Speaking to Prothom Alo on Friday, Petrobangla Chairman Md. Erfanul Haque explained that even long-term contracts, which generally offer lower prices, may face supply interruptions in the current conflict. Procuring additional LNG from the spot market could also create logistical pressures. Therefore, energy conservation is necessary.

Singapore is a major source of refined fuel. The country imports crude primarily from the Middle East. Consequently, supply disruptions are likely. LNG availability may also be affected.
M Tamim, former Special Assistant on Energy to the Caretaker Government’s Chief Adviser

Stating that Petrobangla will take measures based on government directives, he said efforts were underway to explore LNG imports from Central Asian countries as well.

Earlier, in 2022, the Russia–Ukraine war caused major volatility in global energy markets, sending LNG prices beyond reach. Prices per unit exceeded $60. Although Bangladesh managed to purchase LNG at $36, it could not sustain further procurement. From July of that year, spot market LNG imports were suspended for seven consecutive months, triggering a domestic gas shortage and causing widespread load-shedding due to reduced electricity generation.

Uncertainty looms over fuel oil supplies

Bangladesh is almost entirely dependent on imports for its fuel oil needs. All of its crude oil imports come from Saudi Arabia and the United Arab Emirates (UAE). At the onset of the Middle East conflict, Saudi Arabia’s largest refinery, the Aramco plant, was attacked, effectively halting crude oil imports. Current domestic reserves are sufficient to sustain production only until mid-April.

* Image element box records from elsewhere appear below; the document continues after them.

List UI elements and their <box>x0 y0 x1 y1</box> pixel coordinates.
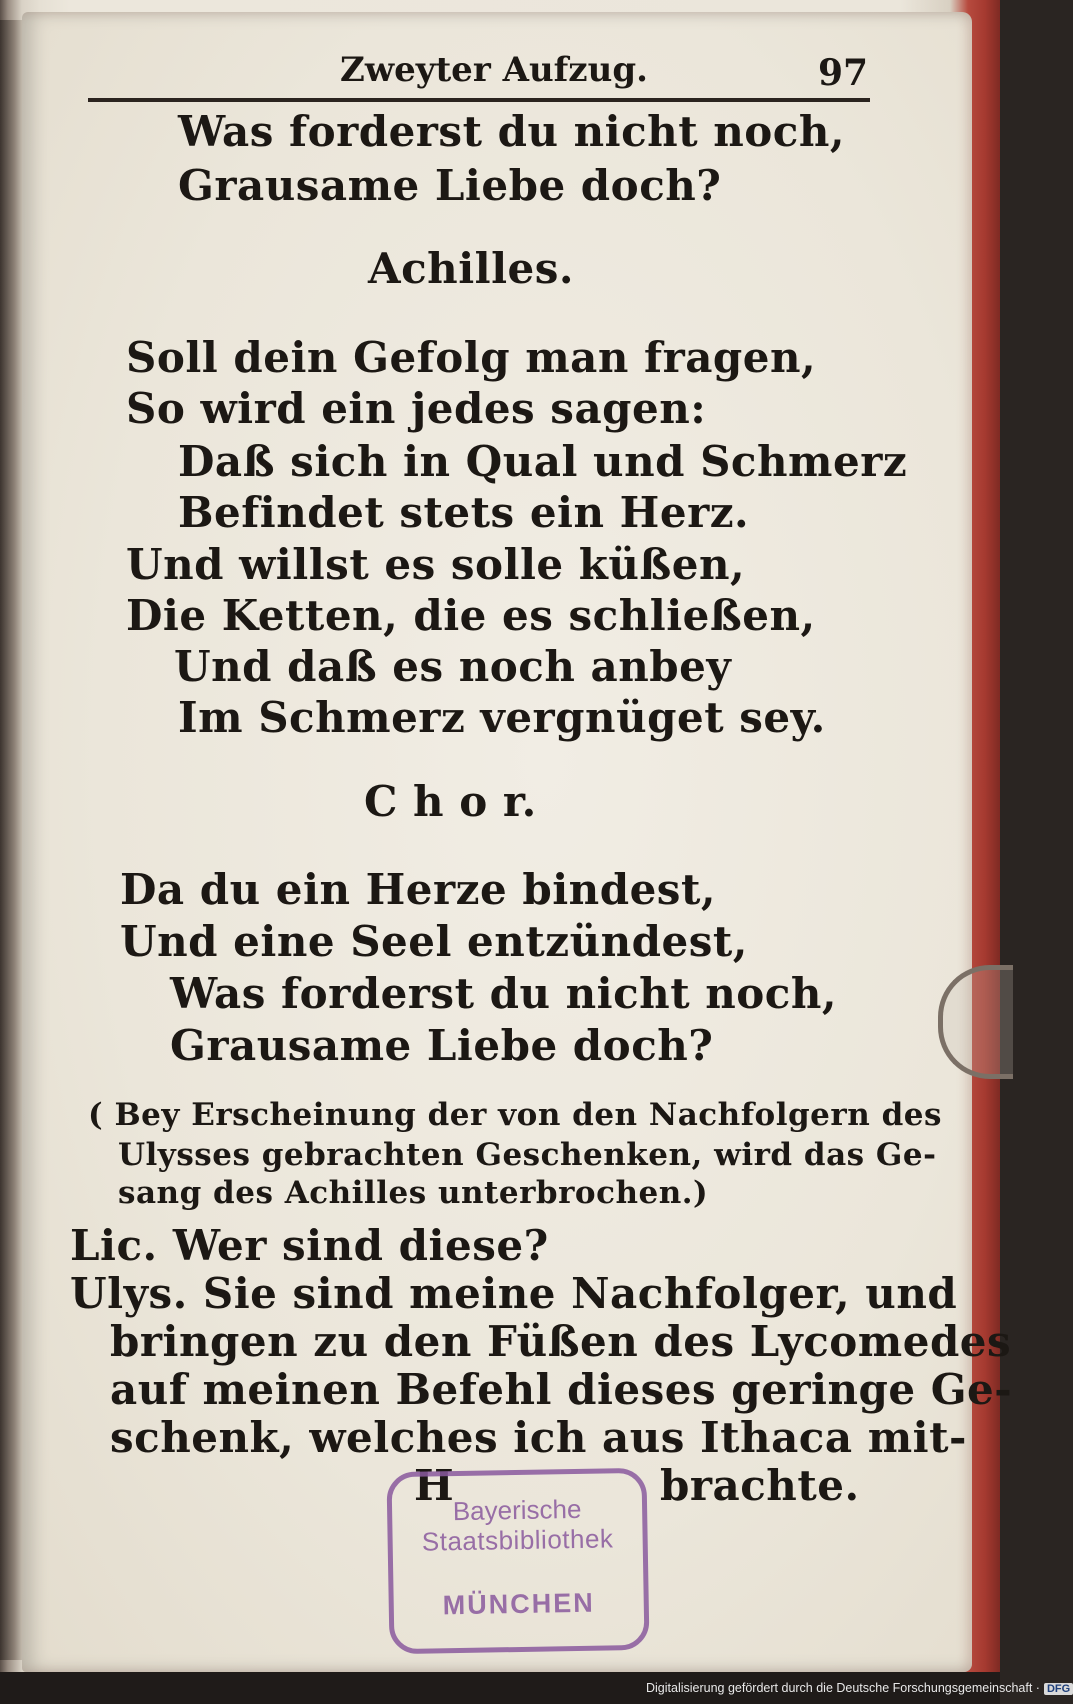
library-stamp <box>386 1468 649 1655</box>
stage-direction: ( Bey Erscheinung der von den Nachfolgern des <box>88 1097 942 1133</box>
stage-direction: sang des Achilles unterbrochen.) <box>118 1175 709 1211</box>
dfg-logo: DFG <box>1044 1683 1073 1695</box>
running-title: Zweyter Aufzug. <box>340 50 648 90</box>
dialogue-continuation: schenk, welches ich aus Ithaca mit- <box>110 1413 967 1462</box>
page-number: 97 <box>818 52 869 94</box>
verse-line: Was forderst du nicht noch, <box>170 969 838 1018</box>
verse-line: Befindet stets ein Herz. <box>178 488 750 537</box>
verse-line: Grausame Liebe doch? <box>170 1021 714 1070</box>
digitization-credit <box>646 1681 1073 1695</box>
stamp-line-2: Staatsbibliothek <box>421 1523 614 1557</box>
verse-line: Und daß es noch anbey <box>174 642 732 691</box>
speaker-heading-achilles: Achilles. <box>368 244 575 293</box>
verse-line: Daß sich in Qual und Schmerz <box>178 437 908 486</box>
speaker-name: Ulys. <box>70 1269 188 1318</box>
verse-line: Im Schmerz vergnüget sey. <box>178 693 826 742</box>
catchword: brachte. <box>660 1461 860 1510</box>
speech-text: Wer sind diese? <box>172 1221 549 1270</box>
verse-line: Was forderst du nicht noch, <box>178 107 846 156</box>
dialogue-continuation: bringen zu den Füßen des Lycomedes <box>110 1317 1012 1366</box>
stamp-line-1: Bayerische <box>452 1493 582 1527</box>
dialogue-line <box>70 1270 957 1318</box>
speaker-heading-chor: C h o r. <box>364 777 537 826</box>
stamp-line-3: MÜNCHEN <box>442 1587 596 1621</box>
verse-line: So wird ein jedes sagen: <box>126 384 707 433</box>
speaker-name: Lic. <box>70 1221 158 1270</box>
credit-text: Digitalisierung gefördert durch die Deutsche Forschungsgemeinschaft · <box>646 1681 1040 1695</box>
verse-line: Die Ketten, die es schließen, <box>126 591 816 640</box>
verse-line: Da du ein Herze bindest, <box>120 865 716 914</box>
signature-mark: H <box>414 1461 455 1510</box>
verse-line: Soll dein Gefolg man fragen, <box>126 333 817 382</box>
header-rule <box>88 98 870 102</box>
verse-line: Und eine Seel entzündest, <box>120 917 748 966</box>
verse-line: Grausame Liebe doch? <box>178 161 722 210</box>
stage-direction: Ulysses gebrachten Geschenken, wird das Ge- <box>118 1137 937 1173</box>
dialogue-line <box>70 1222 549 1270</box>
dialogue-continuation: auf meinen Befehl dieses geringe Ge- <box>110 1365 1013 1414</box>
speech-text: Sie sind meine Nachfolger, und <box>202 1269 958 1318</box>
verse-line: Und willst es solle küßen, <box>126 540 746 589</box>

The majority of the country’s fuel oil requirements are met through imports of refined products, including diesel, octane, furnace oil, and jet fuel.

Prtrobangla

According to Al Jazeera, crude oil prices have surged dramatically, with the global benchmark Brent crude reaching $115 per barrel, a steep rise from approximately $65 per barrel before the conflict began. Diesel prices have exceeded $140 per barrel. Around 65 per cent of the fuel oil consumed domestically is diesel, the bulk of which is imported.

Refined fuel is sourced from Singapore, China, Malaysia, Indonesia, the UAE, Kuwait, Thailand, Oman, and India, with most diesel exports arriving via crude imported from the Middle East. Any disruption in these imports could reduce diesel availability, prompting authorities to seek alternative suppliers.

The Bangladesh Petroleum Corporation (BPC), a state-owned entity, handles fuel oil imports, averaging 15 cargoes per month. Since the outbreak of the conflict, deliveries have been irregular, with shipment schedules delayed.

Four additional diesel cargoes are due this month, while India continues to supply diesel via pipeline. Procedures have been initiated to import 300,000 tonnes of diesel from alternative sources, mitigating immediate concerns. Nonetheless, prolonged conflict could threaten supply continuity.

The tanker ‘Liberta’, carrying 62,000 tonnes of LNG from Qatar’s Ras Laffan, was scheduled to sail towards Chittagong. However, with the closure of the Strait of Hormuz by Iran, the vessel is now stranded in the Persian Gulf.
Collected

Petrol is produced entirely domestically, while 50 per cent of octane requirements are imported. Current octane reserves are limited, with no shipments scheduled for this month. One cargo, carrying 25,000 tonnes of octane, is expected in the first week of next month. Supplies of petrol and octane from private domestic refineries are already reduced compared to previous levels. Jet fuel imports, necessary for aviation, are also being disrupted.

M Tamim, former Special Assistant on Energy to the Caretaker Government’s Chief Adviser, told Prothom Alo that Singapore is a major source of refined fuel. The country imports crude primarily from the Middle East. Consequently, supply disruptions are likely. LNG availability may also be affected.

He advised prudent consumption and conservation measures, including the possibility of reducing office hours and implementing selective power outage if required.